Urbane Guerrilla 04-24-2008 05:12 PM

As you see, Paul Ireland, I am vindicated, you are not. Do your homework next time, and quit the madness.

Radar 04-24-2008 05:16 PM

You can read what the guys who were actually with him when he EARNED his combat medals here:

http://www.snopes.com/politics/kerry/service.asp

Urbane Guerrilla 04-25-2008 11:20 AM

Well, Radar, your grandiose hollerings cast you in the role of blockhead, which seems an odd one for a man of your parts. You're rather losing your self-possession, aren't you?

There's no shame in being guided by me; I'm not here to steer you wrong, but to steer you right.
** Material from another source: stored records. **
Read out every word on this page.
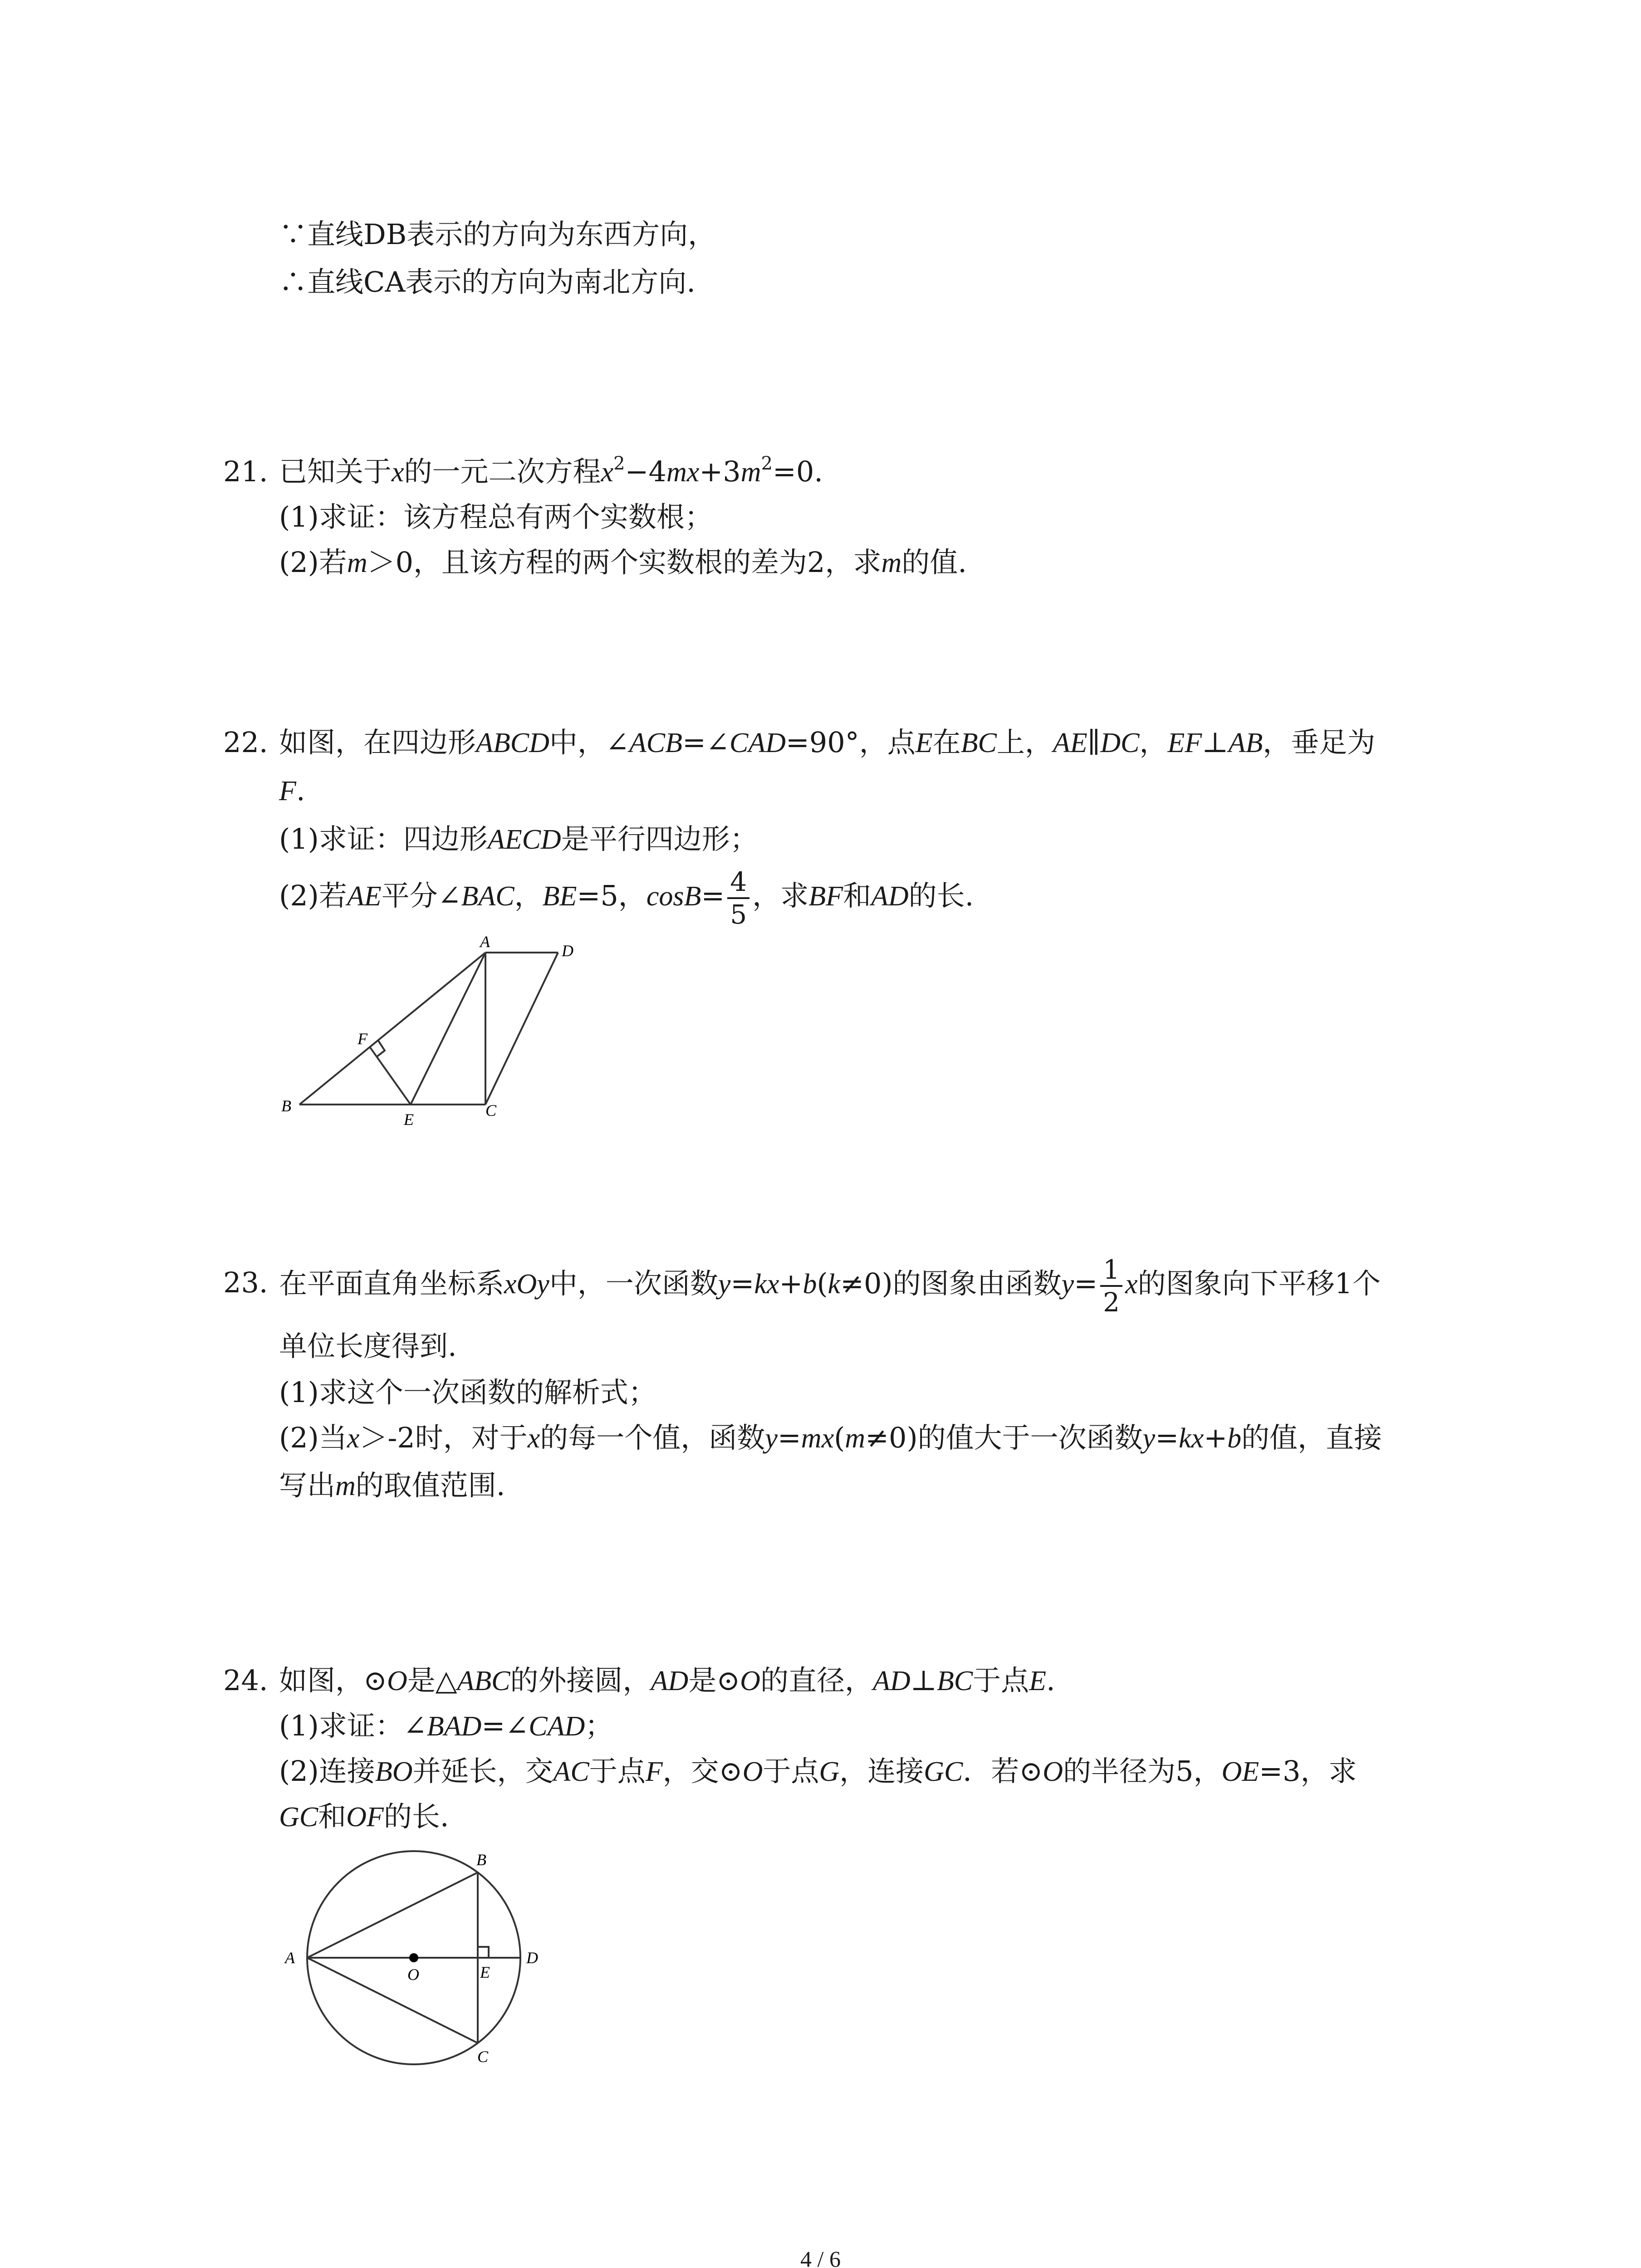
∵直线DB表示的方向为东西方向，
∴直线CA表示的方向为南北方向.
21. 已知关于x的一元二次方程$x^2-4mx+3m^2=0$.
(1)求证：该方程总有两个实数根；
(2)若m＞0，且该方程的两个实数根的差为2，求m的值.
22. 如图，在四边形ABCD中，∠ACB=∠CAD=90°，点E在BC上，AE∥DC，EF⊥AB，垂足为
F.
(1)求证：四边形AECD是平行四边形；
(2)若AE平分∠BAC，BE=5，$\cos B= \frac{4}{5}$ ，求BF和AD的长.
A	D
F
B
E	C
23. 在平面直角坐标系xOy中，一次函数y=kx+b(k≠0)的图象由函数$y= \frac{1}{2}$ x的图象向下平移1个
单位长度得到.
(1)求这个一次函数的解析式；
(2)当x＞-2时，对于x的每一个值，函数y=mx(m≠0)的值大于一次函数y=kx+b的值，直接
写出m的取值范围.
24. 如图，⊙O是△ABC的外接圆，AD是⊙O的直径，AD⊥BC于点E.
(1)求证：∠BAD=∠CAD；
(2)连接BO并延长，交AC于点F，交⊙O于点G，连接GC．若⊙O的半径为5，OE=3，求
GC和OF的长.
A
O	E
D
B
C
4 / 6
Kerry, as Senator, hardly missed any opportunity to weigh in against the Republic's interest, particularly when there were Communist interests involved, viz., his votes on the Contras: uniformly pro-Sandinista, and given the Sandinistas' record of being both collectivist and incompetent, that's hard to forgive, and illustrative of the man's altogether ridiculous priorities. He was no apostle of either democracy or the Republic's interests in foreign arenas, and that, Radar, is a matter of record. It was good for the nation to vote against Kerry, and that is precisely what we did, by a popular vote margin of three and a half million. Would that it had been thirty-five. It's just sensible to shrink the influence those socialist Democrats wield in our nation, which sensibility seems largely to escape you, for reasons I can't fathom. You've explained them some as you see them, but what I hear tells me they aren't good enough for me to adopt. The Republicans think like libertarians a good bit more than the Democrats can, however much they fail at putting such precepts into actual practice. The Dems, intoxicated on socialist ideas, don't even pay them lip service. So, I don't think voting for Dems is good for us on the domestic front, and frankly, the Dems are completely absent on the foreign-policy front.
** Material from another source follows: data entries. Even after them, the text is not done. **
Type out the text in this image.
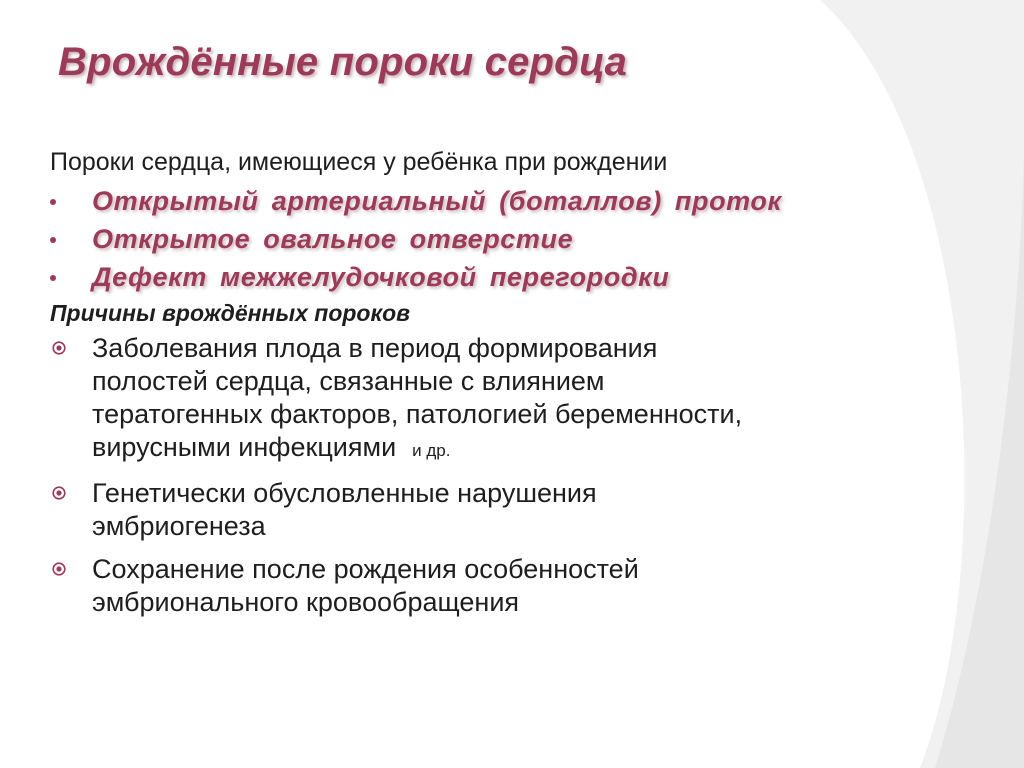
Врождённые пороки сердца

Пороки сердца, имеющиеся у ребёнка при рождении

Открытый артериальный (боталлов) проток
Открытое овальное отверстие
Дефект межжелудочковой перегородки

Причины врождённых пороков

Заболевания плода в период формирования
полостей сердца, связанные с влиянием
тератогенных факторов, патологией беременности,
вирусными инфекциями и др.
Генетически обусловленные нарушения
эмбриогенеза
Сохранение после рождения особенностей
эмбрионального кровообращения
Now for you to have any understanding of where I'm coming from in foreign policy, here's the material you must read: The Pentagon's New Map: War and Peace in the 21st Century and Blueprint For Action: a Future Worth Creating, both by Thomas P.M. Barnett. You'll enjoy the read -- Barnett's a lucid and engaging writer. One or two of the ideas he's put forth I don't agree with: he declares the era of great-power war is finished, and that warfare in the future is all going to be in the Non-Integrating Gap states and the Seam States that border the Gap's fringes. War being a part of the human condition -- we're our own natural enemy simply because there is nothing else on the planet as lethal as we humans -- I am wary of such happy pronouncements. At best, I think we are in for a lengthy, but still in the end temporary, condition of peace within the world's Economically Functional Core, a/k/a the developed world.

Barnett's Website

The guy seems to have quite a vision, and it checks out pretty well. So far, I'm fascinated.

Flint 04-25-2008 12:44 PM

Quote:

Originally Posted by Urbane Guerrilla (Post 447016)
...the Swift Boaters were never refuted on a single point of fact.

Quote:

Originally Posted by xoxoxoBruce (Post 447070)

Quote:

Originally Posted by Urbane Guerrilla (Post 447204)
A Wiki summary, FWIW in giving a rounded view of the affair.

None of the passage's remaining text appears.